Shareholder delegation is always hard; to have an individual Chief Executive Officer represent your interests is difficult, particularly when the stock market behaves erratically. How can anyone trust a single agent to coincide the desires of each and every investor in a company? It almost seems impossible. Nevertheless, AstraZeneca’s Pascal Soriot did impress many analysts from his performance over the last few years and had much praise in opinion pieces from a plethora of papers. The shareholders were simply apprehensive about the staggering remuneration. What is happening is perhaps an instance of the principle-agent problem; when a principal (the shareholders) delegates authority to an agent (the CEO), there is a trust that their interests will coincide and the agent can best represent the desires of the principles. ‘Agency loss’ is any discrepancy from the perfect representation of the principals’ interests, and only principles can correct it.
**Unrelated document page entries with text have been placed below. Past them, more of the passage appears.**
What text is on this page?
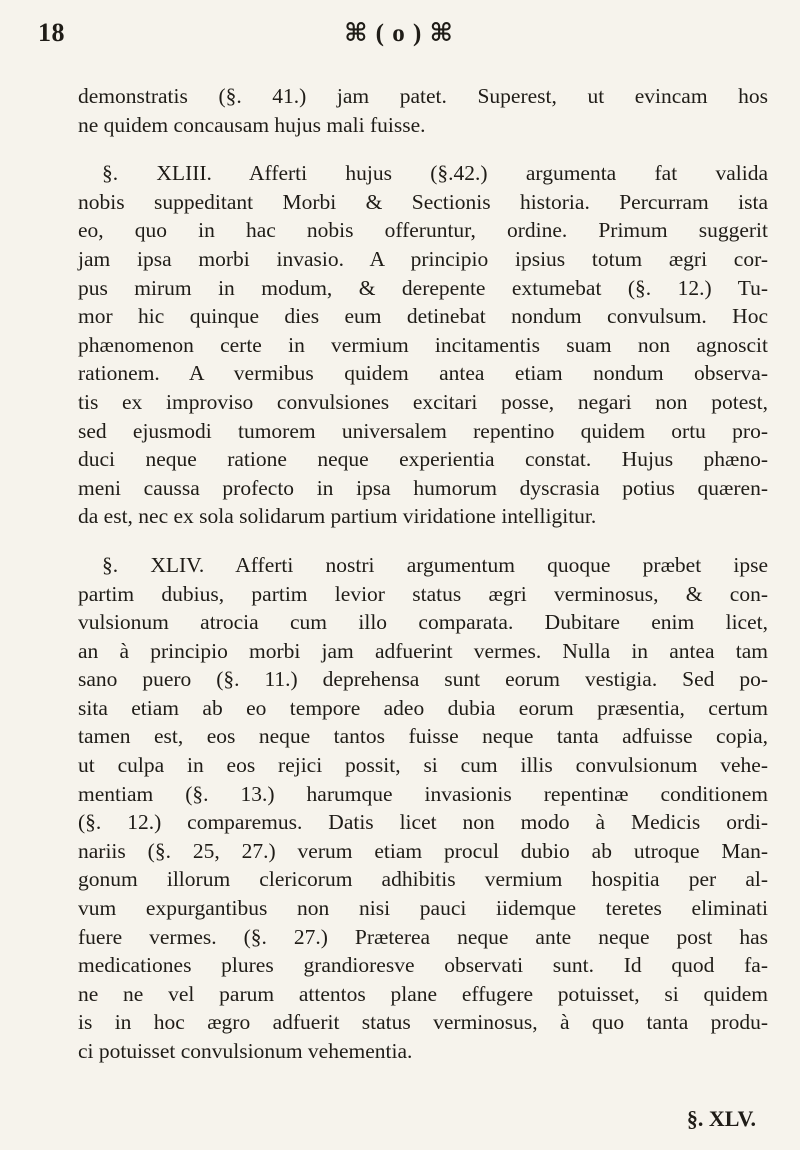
18	⌘ ( o ) ⌘
demonstratis (§. 41.) jam patet. Superest, ut evincam hos
ne quidem concausam hujus mali fuisse.
§. XLIII. Afferti hujus (§.42.) argumenta fat valida
nobis suppeditant Morbi & Sectionis historia. Percurram ista
eo, quo in hac nobis offeruntur, ordine. Primum suggerit
jam ipsa morbi invasio. A principio ipsius totum ægri cor-
pus mirum in modum, & derepente extumebat (§. 12.) Tu-
mor hic quinque dies eum detinebat nondum convulsum. Hoc
phænomenon certe in vermium incitamentis suam non agnoscit
rationem. A vermibus quidem antea etiam nondum observa-
tis ex improviso convulsiones excitari posse, negari non potest,
sed ejusmodi tumorem universalem repentino quidem ortu pro-
duci neque ratione neque experientia constat. Hujus phæno-
meni caussa profecto in ipsa humorum dyscrasia potius quæren-
da est, nec ex sola solidarum partium viridatione intelligitur.
§. XLIV. Afferti nostri argumentum quoque præbet ipse
partim dubius, partim levior status ægri verminosus, & con-
vulsionum atrocia cum illo comparata. Dubitare enim licet,
an à principio morbi jam adfuerint vermes. Nulla in antea tam
sano puero (§. 11.) deprehensa sunt eorum vestigia. Sed po-
sita etiam ab eo tempore adeo dubia eorum præsentia, certum
tamen est, eos neque tantos fuisse neque tanta adfuisse copia,
ut culpa in eos rejici possit, si cum illis convulsionum vehe-
mentiam (§. 13.) harumque invasionis repentinæ conditionem
(§. 12.) comparemus. Datis licet non modo à Medicis ordi-
nariis (§. 25, 27.) verum etiam procul dubio ab utroque Man-
gonum illorum clericorum adhibitis vermium hospitia per al-
vum expurgantibus non nisi pauci iidemque teretes eliminati
fuere vermes. (§. 27.) Præterea neque ante neque post has
medicationes plures grandioresve observati sunt. Id quod fa-
ne ne vel parum attentos plane effugere potuisset, si quidem
is in hoc ægro adfuerit status verminosus, à quo tanta produ-
ci potuisset convulsionum vehementia.
§. XLV.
This is why we have seen the checks and balances of businesses fail; if shareholders don’t notice their agency loss, nothing will happen. When shareholders are aware of agency loss, they will rebel; otherwise, the agent has no personal interest in defending those of the principles, amounting to significant moral hazard and costly expenditures.
Is This Bad?
As the rebellions continue, so will our analyses. Economies are returning from pandemic induced inertia, yet the frequency of rebellions have surged. What this can tell us, however, is a much more promising feature of corporate governance; shareholder sensibilities developed a recognition of their agents and are now holding them accountable at a much higher rate. Perhaps it is quixotic to say that only from an imposed shutdown of activity could we look beyond profits and focus on governance. But whatever the reasons, consumers and investors can rejoice in more responsible and coherent business.